Lifecycle of nanomedicine in India. The lifecycle comprises different steps – conceptualization, research and development, IPR, clinical trials, safety, release in market and postmarket monitoring.

4 Conclusion

Each emerging technology needs to balance the risk(s) it poses and benefits that it offers to the society. Nanomedicine being a multidisciplinary field poses various challenges with regards to its regulation. To overcome this concern, India like many other nations has initiated steps to characterize the regulatory landscape for nanotechnology and its applications including nanomedicine. Organizations such as TERI and Center for Knowledge Management of Nanoscience and Technology have proposed a framework for governance of nanotechnology; however, neither of these are suitable for every application of nanotechnology nor do they cover the entire lifecycle. It is important to have a globally accepted definition and classification system for nanomedicine. To promote global trade, interoperability and harmonization of standards for products, manufacturing processes and nanotoxicity testing assays are critical. In India, the Bureau of Indian Standards and CSIR-National Physical Laboratory have been assigned the task of developing standards [41]. Nanomission has framed draft guidelines and best practices for safe handling of nanomaterials. The International Standard Organization and Organization for Economic Co-operation and Development (OECD) have also proposed standards for handling nanomaterials that would be applicable to all the OECD member countries. But an implementation and enforcement plan to ensure adoption of these guidelines is essential.

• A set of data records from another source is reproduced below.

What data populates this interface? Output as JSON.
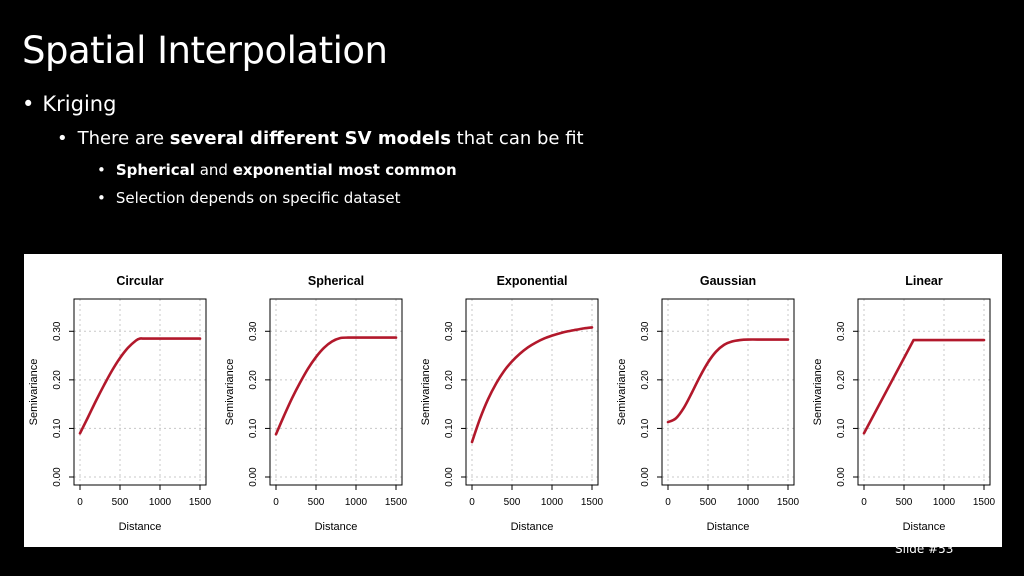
{
  "slide": {
    "title": "Spatial Interpolation",
    "bullet1": "Kriging",
    "bullet2": {
      "pre": "There are ",
      "bold": "several different SV models",
      "post": " that can be fit"
    },
    "bullet3": {
      "bold1": "Spherical",
      "mid": " and ",
      "bold2": "exponential most common"
    },
    "bullet4": "Selection depends on specific dataset",
    "slide_number": "Slide #53",
    "bullet_char": "•"
  },
  "colors": {
    "background": "#000000",
    "text": "#ffffff",
    "curve": "#b2182b",
    "grid": "#c8c8c8"
  },
  "chart_data": [
    {
      "type": "line",
      "title": "Circular",
      "xlabel": "Distance",
      "ylabel": "Semivariance",
      "xlim": [
        0,
        1500
      ],
      "ylim": [
        0,
        0.35
      ],
      "grid": true,
      "xticks": [
        0,
        500,
        1000,
        1500
      ],
      "xtick_labels": [
        "0",
        "500",
        "1000",
        "1500"
      ],
      "yticks": [
        0,
        0.1,
        0.2,
        0.3
      ],
      "ytick_labels": [
        "0.00",
        "0.10",
        "0.20",
        "0.30"
      ],
      "x": [
        0,
        100,
        200,
        300,
        400,
        500,
        600,
        700,
        750,
        800,
        1000,
        1200,
        1500
      ],
      "y": [
        0.09,
        0.123,
        0.157,
        0.189,
        0.219,
        0.245,
        0.266,
        0.281,
        0.285,
        0.285,
        0.285,
        0.285,
        0.285
      ]
    },
    {
      "type": "line",
      "title": "Spherical",
      "xlabel": "Distance",
      "ylabel": "Semivariance",
      "xlim": [
        0,
        1500
      ],
      "ylim": [
        0,
        0.35
      ],
      "grid": true,
      "xticks": [
        0,
        500,
        1000,
        1500
      ],
      "xtick_labels": [
        "0",
        "500",
        "1000",
        "1500"
      ],
      "yticks": [
        0,
        0.1,
        0.2,
        0.3
      ],
      "ytick_labels": [
        "0.00",
        "0.10",
        "0.20",
        "0.30"
      ],
      "x": [
        0,
        100,
        200,
        300,
        400,
        500,
        600,
        700,
        800,
        900,
        1000,
        1200,
        1500
      ],
      "y": [
        0.088,
        0.126,
        0.162,
        0.194,
        0.223,
        0.247,
        0.266,
        0.279,
        0.286,
        0.287,
        0.287,
        0.287,
        0.287
      ]
    },
    {
      "type": "line",
      "title": "Exponential",
      "xlabel": "Distance",
      "ylabel": "Semivariance",
      "xlim": [
        0,
        1500
      ],
      "ylim": [
        0,
        0.35
      ],
      "grid": true,
      "xticks": [
        0,
        500,
        1000,
        1500
      ],
      "xtick_labels": [
        "0",
        "500",
        "1000",
        "1500"
      ],
      "yticks": [
        0,
        0.1,
        0.2,
        0.3
      ],
      "ytick_labels": [
        "0.00",
        "0.10",
        "0.20",
        "0.30"
      ],
      "x": [
        0,
        100,
        200,
        300,
        400,
        500,
        600,
        700,
        800,
        900,
        1000,
        1100,
        1200,
        1300,
        1400,
        1500
      ],
      "y": [
        0.072,
        0.12,
        0.16,
        0.192,
        0.218,
        0.238,
        0.254,
        0.267,
        0.277,
        0.285,
        0.291,
        0.296,
        0.3,
        0.303,
        0.306,
        0.308
      ]
    },
    {
      "type": "line",
      "title": "Gaussian",
      "xlabel": "Distance",
      "ylabel": "Semivariance",
      "xlim": [
        0,
        1500
      ],
      "ylim": [
        0,
        0.35
      ],
      "grid": true,
      "xticks": [
        0,
        500,
        1000,
        1500
      ],
      "xtick_labels": [
        "0",
        "500",
        "1000",
        "1500"
      ],
      "yticks": [
        0,
        0.1,
        0.2,
        0.3
      ],
      "ytick_labels": [
        "0.00",
        "0.10",
        "0.20",
        "0.30"
      ],
      "x": [
        0,
        100,
        200,
        300,
        400,
        500,
        600,
        700,
        800,
        900,
        1000,
        1200,
        1500
      ],
      "y": [
        0.113,
        0.121,
        0.143,
        0.174,
        0.207,
        0.236,
        0.258,
        0.272,
        0.279,
        0.282,
        0.283,
        0.283,
        0.283
      ]
    },
    {
      "type": "line",
      "title": "Linear",
      "xlabel": "Distance",
      "ylabel": "Semivariance",
      "xlim": [
        0,
        1500
      ],
      "ylim": [
        0,
        0.35
      ],
      "grid": true,
      "xticks": [
        0,
        500,
        1000,
        1500
      ],
      "xtick_labels": [
        "0",
        "500",
        "1000",
        "1500"
      ],
      "yticks": [
        0,
        0.1,
        0.2,
        0.3
      ],
      "ytick_labels": [
        "0.00",
        "0.10",
        "0.20",
        "0.30"
      ],
      "x": [
        0,
        620,
        800,
        1000,
        1200,
        1500
      ],
      "y": [
        0.09,
        0.282,
        0.282,
        0.282,
        0.282,
        0.282
      ]
    }
  ]
}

Keeping in view that nanomedicine is emerging and challenges are yet to be fully unraveled, a soft governance strategy such as nanocertification system to supplement the hard regulation may be adopted. Therefore, a three-tier governance framework, which can be used by the policy makers for developing a pathway for regulation of nanomedicine in India, is proposed in the present study. The model is based on regulatory space, policy regime, sites of governance and lifecycle of the nanomedicine product. The proposed framework has a combination of hard and soft governance mechanisms and regulates at three levels starting from research, premarket and postmarket with an essential component of implementation and enforcement. The governance framework regulates in terms of biosafety, biosecurity, regulatory pathway, accessibility and intellectual property. Such a framework aims to ensure further growth of the technology and address risk(s) effectively.